When one speaks of the etymology of California, these points should be kept in mind:
- The origin of the word ‘California’ is uncertain. Some people like to believe that the word has Spanish, Latin, South Asian and Aboriginal American origins but none of the sources are confirmed.
- The etymology for California presently refers to three North American entities, the state of California, Baja California in Mexico and Baja California Sur. These places are collectively known as Las Californias.
- California as a term is regarded as the fifth oldest surviving name of a place in the US and was initially used to refer to what is now known as the southern tip of Baja California and was called so by Diego de Becerra who led a Spanish expedition for Hernan Cortes.
- Some people also suggest that the word California may be used to denote a place which is ‘hot as an oven’. This is because, in the Catalan language, ‘Cal’ denotes hot and ‘forn’ denotes an oven.
- In the United States of America, the name California originally referred to the present-day state of California as well as Nevada, Utah, Arizona, Wyoming as well as Baja California.
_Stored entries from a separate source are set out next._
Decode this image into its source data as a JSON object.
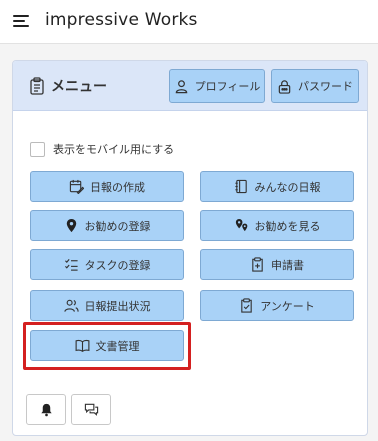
{
  "app": {
    "title": "impressive Works"
  },
  "card": {
    "title": "メニュー",
    "profile_label": "プロフィール",
    "password_label": "パスワード"
  },
  "mobile_toggle": {
    "label": "表示をモバイル用にする",
    "checked": false
  },
  "menu_buttons": [
    {
      "label": "日報の作成",
      "icon": "calendar-edit-icon"
    },
    {
      "label": "みんなの日報",
      "icon": "notebook-icon"
    },
    {
      "label": "お勧めの登録",
      "icon": "map-pin-icon"
    },
    {
      "label": "お勧めを見る",
      "icon": "map-pins-icon"
    },
    {
      "label": "タスクの登録",
      "icon": "checklist-icon"
    },
    {
      "label": "申請書",
      "icon": "clipboard-plus-icon"
    },
    {
      "label": "日報提出状況",
      "icon": "users-icon"
    },
    {
      "label": "アンケート",
      "icon": "clipboard-check-icon"
    },
    {
      "label": "文書管理",
      "icon": "open-book-icon"
    }
  ],
  "bottom_buttons": [
    {
      "icon": "bell-icon"
    },
    {
      "icon": "chat-bubbles-icon"
    }
  ],
  "colors": {
    "button_fill": "#a9d2f7",
    "header_fill": "#dbe6f8",
    "highlight": "#d42020"
  }
}
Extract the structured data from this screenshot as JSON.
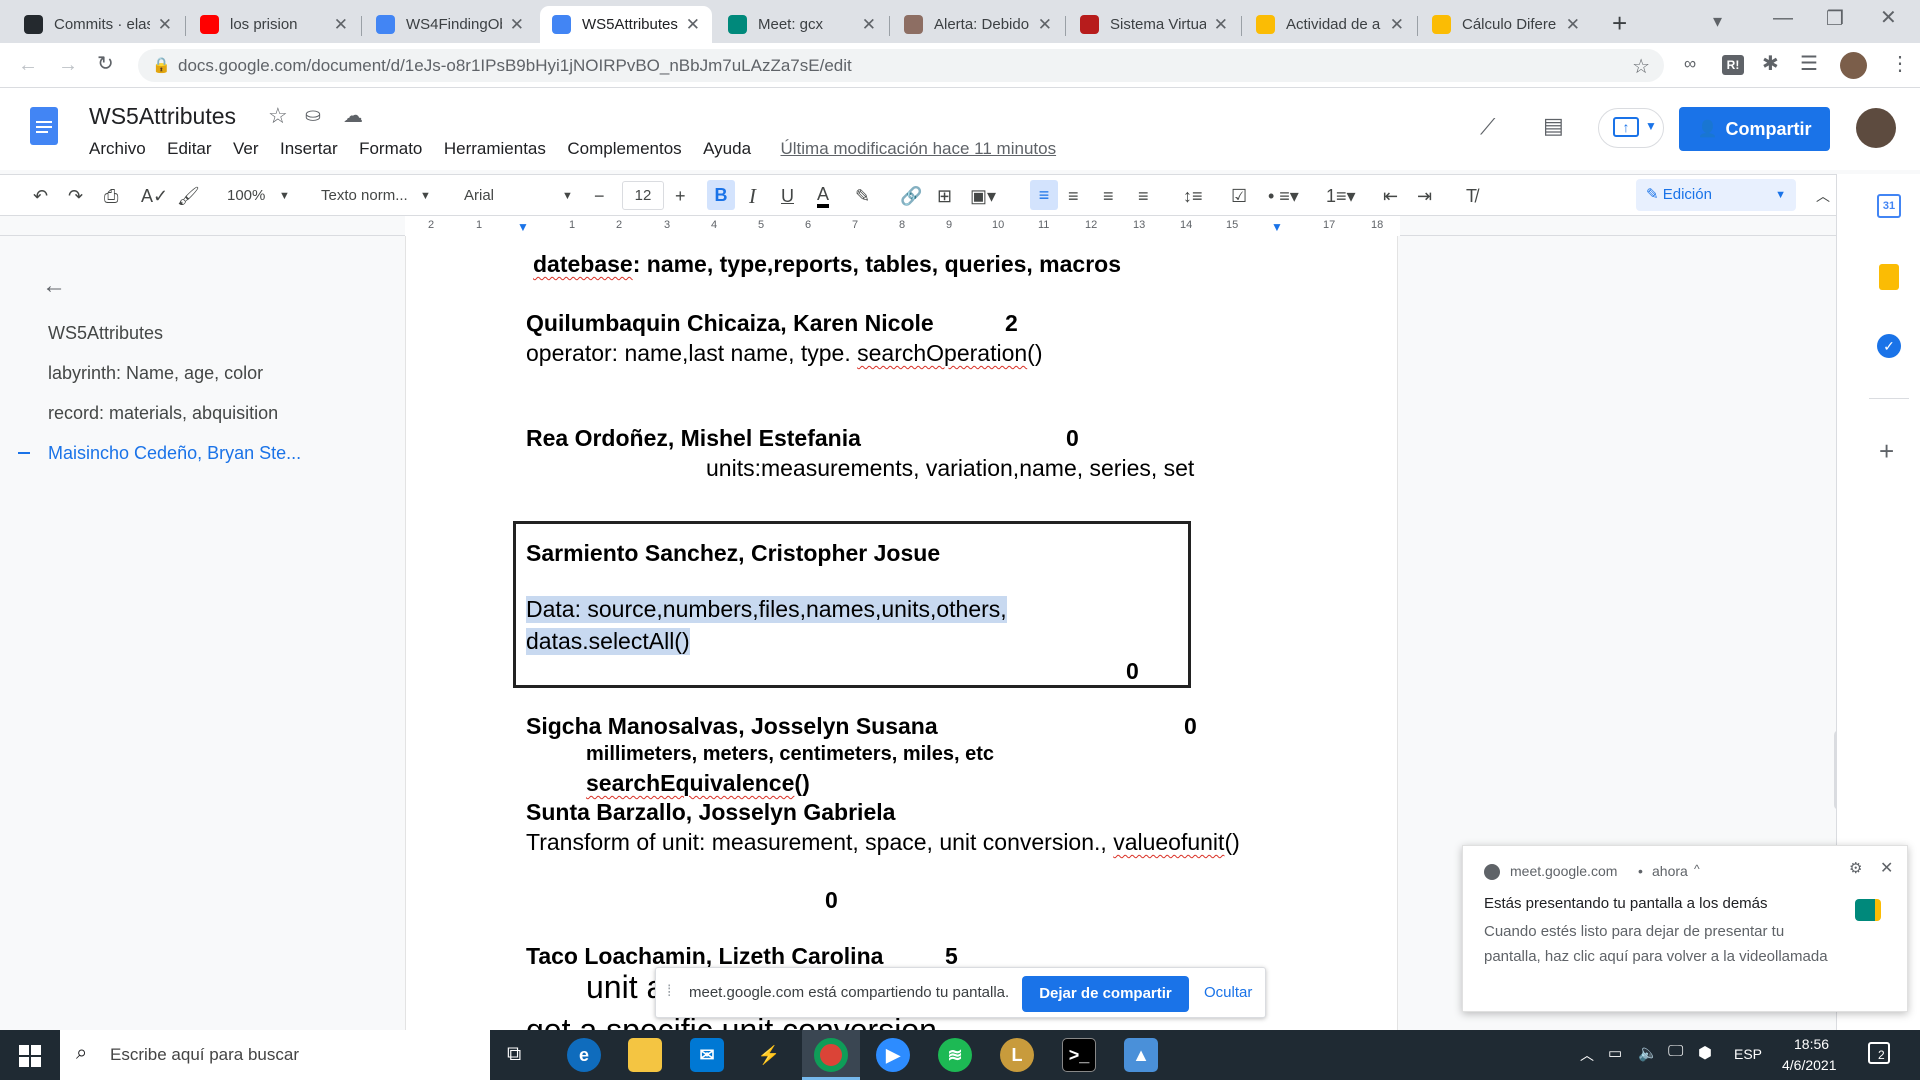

- The etymology of California is also believed to have some roots in a fictional paradise that was created by romantic writer Garci Rodríguez de Montalvo and inhabited by Black Amazons and ruled by Queen Califia. This paradise was assumed to be located in a remote region and filled with strange beasts. The sources of inspiration for the writer using ‘California’ in his texts are uncertain.
- ‘Californio’ is another word that is probably derived from the word ‘California’ and is used to segregate a Californian national of Latin American descent from the rest of the population.
The element Californium, discovered in 1950, is said to have been derived and taken the name of its place of discovery – The University of California.